To conclude, dealing with OOV is an active area in the NLP domain, especially for MT tasks. Previously, researchers have proposed several different subword-oriented approaches. However, these techniques did not utilize the source-side information, which can serve as a good coach to emit a better segmentation on the target language. In our study, we fill in this blank, and demonstrate that incorporating the information of the source language does help to deliver a morphologically-aware segmentation, which can lead to a better translation.
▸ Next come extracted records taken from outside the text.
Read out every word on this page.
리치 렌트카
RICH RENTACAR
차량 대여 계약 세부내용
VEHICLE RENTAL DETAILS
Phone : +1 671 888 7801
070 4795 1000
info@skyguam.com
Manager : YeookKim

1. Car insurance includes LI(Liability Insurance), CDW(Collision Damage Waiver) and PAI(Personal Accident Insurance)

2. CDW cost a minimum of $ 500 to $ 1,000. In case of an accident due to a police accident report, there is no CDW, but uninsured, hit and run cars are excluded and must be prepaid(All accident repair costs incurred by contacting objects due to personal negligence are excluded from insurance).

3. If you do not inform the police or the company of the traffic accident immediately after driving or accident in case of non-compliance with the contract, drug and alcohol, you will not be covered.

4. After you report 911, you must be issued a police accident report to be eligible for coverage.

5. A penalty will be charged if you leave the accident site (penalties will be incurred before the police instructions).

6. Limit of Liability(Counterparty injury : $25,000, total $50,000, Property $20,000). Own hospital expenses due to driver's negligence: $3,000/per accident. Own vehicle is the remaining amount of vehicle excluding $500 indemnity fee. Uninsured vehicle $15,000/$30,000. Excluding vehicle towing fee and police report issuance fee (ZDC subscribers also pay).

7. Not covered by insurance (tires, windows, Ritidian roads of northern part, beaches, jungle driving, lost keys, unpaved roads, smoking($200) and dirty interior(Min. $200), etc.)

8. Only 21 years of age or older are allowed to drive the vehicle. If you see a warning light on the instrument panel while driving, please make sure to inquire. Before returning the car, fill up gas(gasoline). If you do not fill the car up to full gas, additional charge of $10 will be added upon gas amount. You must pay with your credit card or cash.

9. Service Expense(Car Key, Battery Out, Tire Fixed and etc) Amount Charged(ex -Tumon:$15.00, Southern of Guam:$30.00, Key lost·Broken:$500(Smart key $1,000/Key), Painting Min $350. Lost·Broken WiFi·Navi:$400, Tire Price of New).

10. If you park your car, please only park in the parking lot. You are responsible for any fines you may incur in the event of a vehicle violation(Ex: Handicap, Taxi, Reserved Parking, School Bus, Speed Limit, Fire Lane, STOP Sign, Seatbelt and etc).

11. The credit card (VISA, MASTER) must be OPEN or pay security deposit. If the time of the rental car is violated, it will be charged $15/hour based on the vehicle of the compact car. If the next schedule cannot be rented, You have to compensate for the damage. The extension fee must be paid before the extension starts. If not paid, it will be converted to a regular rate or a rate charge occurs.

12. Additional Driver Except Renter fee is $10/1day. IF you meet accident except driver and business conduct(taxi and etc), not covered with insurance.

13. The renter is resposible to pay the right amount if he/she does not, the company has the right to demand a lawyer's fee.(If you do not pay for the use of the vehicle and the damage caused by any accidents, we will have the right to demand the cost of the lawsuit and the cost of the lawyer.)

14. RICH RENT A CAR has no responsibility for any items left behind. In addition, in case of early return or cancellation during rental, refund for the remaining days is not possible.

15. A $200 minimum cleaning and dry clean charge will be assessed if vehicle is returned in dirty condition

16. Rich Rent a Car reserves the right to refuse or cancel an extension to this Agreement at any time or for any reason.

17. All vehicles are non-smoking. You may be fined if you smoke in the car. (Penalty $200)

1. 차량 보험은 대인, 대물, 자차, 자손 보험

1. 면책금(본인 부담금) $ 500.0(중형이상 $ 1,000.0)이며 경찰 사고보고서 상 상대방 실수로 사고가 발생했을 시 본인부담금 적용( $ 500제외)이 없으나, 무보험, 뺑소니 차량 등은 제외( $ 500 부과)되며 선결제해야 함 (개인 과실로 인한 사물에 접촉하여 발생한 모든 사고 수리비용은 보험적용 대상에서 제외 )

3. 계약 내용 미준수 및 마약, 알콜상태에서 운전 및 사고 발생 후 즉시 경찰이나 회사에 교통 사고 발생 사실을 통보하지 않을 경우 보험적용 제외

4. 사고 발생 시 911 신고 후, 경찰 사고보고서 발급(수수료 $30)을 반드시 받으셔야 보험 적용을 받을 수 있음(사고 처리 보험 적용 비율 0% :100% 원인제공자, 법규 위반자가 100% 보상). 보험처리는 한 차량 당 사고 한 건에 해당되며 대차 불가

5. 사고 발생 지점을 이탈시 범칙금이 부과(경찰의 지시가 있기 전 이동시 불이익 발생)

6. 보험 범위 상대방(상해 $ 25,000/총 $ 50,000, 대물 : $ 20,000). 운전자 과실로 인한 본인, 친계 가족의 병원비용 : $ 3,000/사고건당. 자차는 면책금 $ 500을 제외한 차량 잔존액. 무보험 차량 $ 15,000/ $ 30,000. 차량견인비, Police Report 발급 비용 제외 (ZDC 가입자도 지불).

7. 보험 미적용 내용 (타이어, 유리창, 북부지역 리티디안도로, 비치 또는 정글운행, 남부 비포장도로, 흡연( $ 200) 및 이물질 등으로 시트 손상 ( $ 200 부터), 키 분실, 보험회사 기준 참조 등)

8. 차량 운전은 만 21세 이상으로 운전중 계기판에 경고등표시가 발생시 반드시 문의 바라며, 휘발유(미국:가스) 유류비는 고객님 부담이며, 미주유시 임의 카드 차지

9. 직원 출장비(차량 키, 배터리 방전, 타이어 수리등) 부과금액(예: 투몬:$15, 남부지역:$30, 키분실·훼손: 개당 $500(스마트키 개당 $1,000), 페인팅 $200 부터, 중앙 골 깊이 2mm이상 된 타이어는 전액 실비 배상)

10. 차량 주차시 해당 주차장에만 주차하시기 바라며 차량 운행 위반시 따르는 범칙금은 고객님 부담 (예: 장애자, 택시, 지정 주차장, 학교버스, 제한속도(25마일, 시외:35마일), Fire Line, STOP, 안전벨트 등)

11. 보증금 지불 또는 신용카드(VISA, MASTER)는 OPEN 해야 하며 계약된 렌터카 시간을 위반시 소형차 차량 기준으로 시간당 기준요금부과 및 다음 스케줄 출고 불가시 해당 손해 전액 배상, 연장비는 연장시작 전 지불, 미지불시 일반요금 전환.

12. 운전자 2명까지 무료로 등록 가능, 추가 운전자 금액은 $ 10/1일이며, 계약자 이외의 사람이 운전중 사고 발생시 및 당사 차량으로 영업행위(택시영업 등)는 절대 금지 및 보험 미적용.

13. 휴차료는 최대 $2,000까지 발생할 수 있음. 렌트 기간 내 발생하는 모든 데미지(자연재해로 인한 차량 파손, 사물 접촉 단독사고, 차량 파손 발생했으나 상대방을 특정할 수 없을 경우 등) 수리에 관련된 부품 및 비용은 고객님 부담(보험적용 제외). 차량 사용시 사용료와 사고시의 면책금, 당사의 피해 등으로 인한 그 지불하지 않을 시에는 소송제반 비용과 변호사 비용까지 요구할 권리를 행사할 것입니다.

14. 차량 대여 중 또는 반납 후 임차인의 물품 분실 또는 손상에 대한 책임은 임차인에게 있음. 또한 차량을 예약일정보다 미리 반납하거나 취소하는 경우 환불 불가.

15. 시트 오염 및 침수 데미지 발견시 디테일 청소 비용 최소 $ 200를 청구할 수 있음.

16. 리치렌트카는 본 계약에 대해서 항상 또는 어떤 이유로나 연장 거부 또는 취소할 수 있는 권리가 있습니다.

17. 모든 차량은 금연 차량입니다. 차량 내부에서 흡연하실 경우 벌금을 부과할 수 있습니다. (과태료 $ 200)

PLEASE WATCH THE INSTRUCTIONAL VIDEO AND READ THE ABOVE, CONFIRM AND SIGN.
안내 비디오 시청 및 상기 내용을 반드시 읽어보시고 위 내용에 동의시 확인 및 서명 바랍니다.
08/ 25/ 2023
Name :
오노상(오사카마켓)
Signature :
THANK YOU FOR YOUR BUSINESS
(Want to know more? Check our paper here)

Reference

  • Schuster, Mike, and Kaisuke Nakajima. “Japanese and korean voice search.” 2012 IEEE International Conference on Acoustics, Speech and Signal Processing (ICASSP). IEEE, 2012.
  • Sennrich, Rico, Barry Haddow, and Alexandra Birch. “Neural Machine Translation of Rare Words with Subword Units.” Proceedings of the 54th Annual Meeting of the Association for Computational Linguistics (Volume 1: Long Papers). 2016.
  • Lee, Jason, Kyunghyun Cho, and Thomas Hofmann. “Fully Character-Level Neural Machine Translation without Explicit Segmentation.” Transactions of the Association for Computational Linguistics 5 (2017): 365-378.
  • Kudo, Taku. “Subword Regularization: Improving Neural Network Translation Models with Multiple Subword Candidates.” Proceedings of the 56th Annual Meeting of the Association for Computational Linguistics (Volume 1: Long Papers). 2018.
  • Cherry, Colin, et al. “Revisiting Character-Based Neural Machine Translation with Capacity and Compression.” Proceedings of the 2018 Conference on Empirical Methods in Natural Language Processing. 2018.
  • Provilkov, Ivan, Dmitrii Emelianenko, and Elena Voita. “BPE-Dropout: Simple and Effective Subword Regularization.” arXiv preprint arXiv:1910.13267 (2019).